Porcine circovirus 2 (PCV2) increases the expression of endothelial adhesion/junction molecules

Abstract

Porcine circovirus type 2 (PCV2) is the primary causative agent of porcine circovirus disease, a complex multisystem syndrome in domestic pigs. Despite the significant economic losses caused by porcine circovirus disease, the mechanisms of pathogenesis underlying the clinical findings remain largely unclear. As various reports have highlighted the potential key role of vascular lesions in the pathogenesis of porcine circovirus disease, the aim of this work was to investigate effects of PCV2 infection on vascular endothelial cells, focusing on cell viability and expression of adhesion/junction molecules. PCV2 infection reduced endothelial cell viability, while viral infection did not affected the viability of several other classical cell lines. Also, PCV2 infection in endothelial cells displayed a dual/biphasic effect: initially, infection increased ICAM-1 expression, which can favor leukocyte recruitment and emigration to tissues and possibly inducing characteristic porcine circovirus disease inflammatory lesions; then, secondarily, infection caused an increase in zonula occludens 1 tight junction protein (ZO-1) expression, which in turn can result in difficulties for cell traffic across the endothelium and a potential impairment the immune response in peripheral tissues. These virus-induced endothelial changes could directly impact the inflammatory process of porcine circovirus disease and associated vascular/immune system disturbances. Data suggest that, among the wide range of effects induced by PCV2 on the host, endothelial modulation can be a pivotal process which can help to explain PCV2 pathogenesis in some porcine circovirus disease presentations.

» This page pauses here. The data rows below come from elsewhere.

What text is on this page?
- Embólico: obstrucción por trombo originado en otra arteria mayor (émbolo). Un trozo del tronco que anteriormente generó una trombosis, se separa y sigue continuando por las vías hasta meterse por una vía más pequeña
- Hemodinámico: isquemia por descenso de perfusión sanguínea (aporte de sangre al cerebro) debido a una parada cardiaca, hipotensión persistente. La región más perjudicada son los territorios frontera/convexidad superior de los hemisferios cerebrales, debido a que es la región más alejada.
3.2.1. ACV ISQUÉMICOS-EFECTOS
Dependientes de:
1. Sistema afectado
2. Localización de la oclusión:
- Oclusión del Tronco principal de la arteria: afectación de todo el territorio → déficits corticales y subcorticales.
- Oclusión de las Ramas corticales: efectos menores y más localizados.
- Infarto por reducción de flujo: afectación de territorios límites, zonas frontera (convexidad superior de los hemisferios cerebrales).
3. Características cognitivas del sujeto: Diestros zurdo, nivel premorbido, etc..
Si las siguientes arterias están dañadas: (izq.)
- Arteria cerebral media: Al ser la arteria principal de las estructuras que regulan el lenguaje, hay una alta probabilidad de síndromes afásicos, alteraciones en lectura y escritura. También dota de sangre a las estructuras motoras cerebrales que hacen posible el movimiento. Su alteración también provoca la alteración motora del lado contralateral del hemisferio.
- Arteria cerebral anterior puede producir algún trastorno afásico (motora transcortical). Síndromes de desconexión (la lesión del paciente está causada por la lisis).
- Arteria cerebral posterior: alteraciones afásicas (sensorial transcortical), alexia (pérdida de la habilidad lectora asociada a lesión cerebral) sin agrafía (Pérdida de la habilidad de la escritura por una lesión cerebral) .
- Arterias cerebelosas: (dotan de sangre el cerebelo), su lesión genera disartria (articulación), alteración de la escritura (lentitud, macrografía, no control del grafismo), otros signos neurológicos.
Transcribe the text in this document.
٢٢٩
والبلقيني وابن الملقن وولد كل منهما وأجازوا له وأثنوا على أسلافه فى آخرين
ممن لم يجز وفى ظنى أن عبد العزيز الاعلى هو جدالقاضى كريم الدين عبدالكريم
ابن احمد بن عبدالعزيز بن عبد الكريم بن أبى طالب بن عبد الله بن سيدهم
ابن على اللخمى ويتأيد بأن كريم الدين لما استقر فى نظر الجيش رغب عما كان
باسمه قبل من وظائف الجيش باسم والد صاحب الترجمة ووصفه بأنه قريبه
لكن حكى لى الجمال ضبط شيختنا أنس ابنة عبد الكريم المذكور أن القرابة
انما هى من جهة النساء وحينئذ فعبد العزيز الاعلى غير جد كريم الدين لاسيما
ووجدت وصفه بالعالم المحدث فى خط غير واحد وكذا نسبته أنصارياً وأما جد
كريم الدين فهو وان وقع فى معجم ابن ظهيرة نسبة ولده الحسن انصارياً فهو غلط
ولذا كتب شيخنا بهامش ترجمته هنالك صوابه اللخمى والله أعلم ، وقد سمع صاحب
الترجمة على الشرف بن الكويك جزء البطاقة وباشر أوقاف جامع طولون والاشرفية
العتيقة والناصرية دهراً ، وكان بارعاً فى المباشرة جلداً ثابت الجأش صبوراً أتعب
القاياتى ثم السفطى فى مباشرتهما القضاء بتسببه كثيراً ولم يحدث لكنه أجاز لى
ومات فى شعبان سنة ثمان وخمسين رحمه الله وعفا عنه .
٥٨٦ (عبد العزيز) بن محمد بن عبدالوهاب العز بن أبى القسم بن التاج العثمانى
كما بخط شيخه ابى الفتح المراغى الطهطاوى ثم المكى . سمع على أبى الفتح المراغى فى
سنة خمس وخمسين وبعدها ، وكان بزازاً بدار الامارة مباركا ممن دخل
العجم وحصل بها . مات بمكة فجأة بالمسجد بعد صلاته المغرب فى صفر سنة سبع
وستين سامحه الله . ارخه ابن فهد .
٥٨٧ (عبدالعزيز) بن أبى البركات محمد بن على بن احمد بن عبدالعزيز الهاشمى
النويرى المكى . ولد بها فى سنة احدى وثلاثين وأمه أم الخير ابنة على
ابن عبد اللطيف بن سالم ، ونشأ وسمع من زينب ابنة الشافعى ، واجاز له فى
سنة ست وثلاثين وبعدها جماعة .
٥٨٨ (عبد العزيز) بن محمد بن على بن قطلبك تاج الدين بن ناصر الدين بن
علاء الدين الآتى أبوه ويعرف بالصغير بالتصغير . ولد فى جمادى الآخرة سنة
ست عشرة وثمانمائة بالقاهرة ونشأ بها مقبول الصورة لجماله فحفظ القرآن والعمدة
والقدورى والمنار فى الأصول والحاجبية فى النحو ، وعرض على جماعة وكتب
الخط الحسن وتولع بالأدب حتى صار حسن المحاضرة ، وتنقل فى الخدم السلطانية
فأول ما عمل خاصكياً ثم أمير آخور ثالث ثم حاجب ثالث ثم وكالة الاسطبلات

Keywords: Cell adhesion; Infectious diseases; Pathogenesis; Swine; Viral infection.

Fig. 1

Viability of PCV2-infected cells assessed by flow cytometry. EAhy926, PK-15, Vero and HEK293 cell lines and primary cell culture of swine kidney (ST) were infected with 2 log₁₀ virus copies and cell viability assessed 72 h post-infection. Results are expressed as mean ± SEM of twelve biological replicates of uninfected control cells (open bars) and PCV2-infected cells (black bars). Statistical analysis was performed using Student's t-test for unpaired samples, comparing infected and non-infected cells (*p < 0.05).

Fig. 2

ICAM-1 expression in EAhy926 endothelial cells. ICAM-1 (CD54) expression was assessed by flow cytometry after infection of EAhy926 cells with 2 log₁₀ virus copies. Results are expressed as mean ± SEM of nine biological replicates. Statistical analysis was performed using the one-way analysis of variance (ANOVA) followed by Tukey post hoc test. Different letters indicate statistically significant differences (p < 0.05).

Fig. 3

ZO-1 expression in EAhy926 endothelial cells. ZO-1 expression was assessed by flow cytometry after EAhy926 cells infection with 2 log₁₀ virus copies. Panel A, number of cells expressing ZO-1. Panel B, expression of ZO-1 molecules/cell by mean cell fluorescence intensity. Results are expressed as mean ± SEM of nine biological replicates. Statistical analysis was performed using the one-way analysis of variance (ANOVA) followed by Tukey post hoc test. Different letters indicate statistically significant differences (p < 0.05).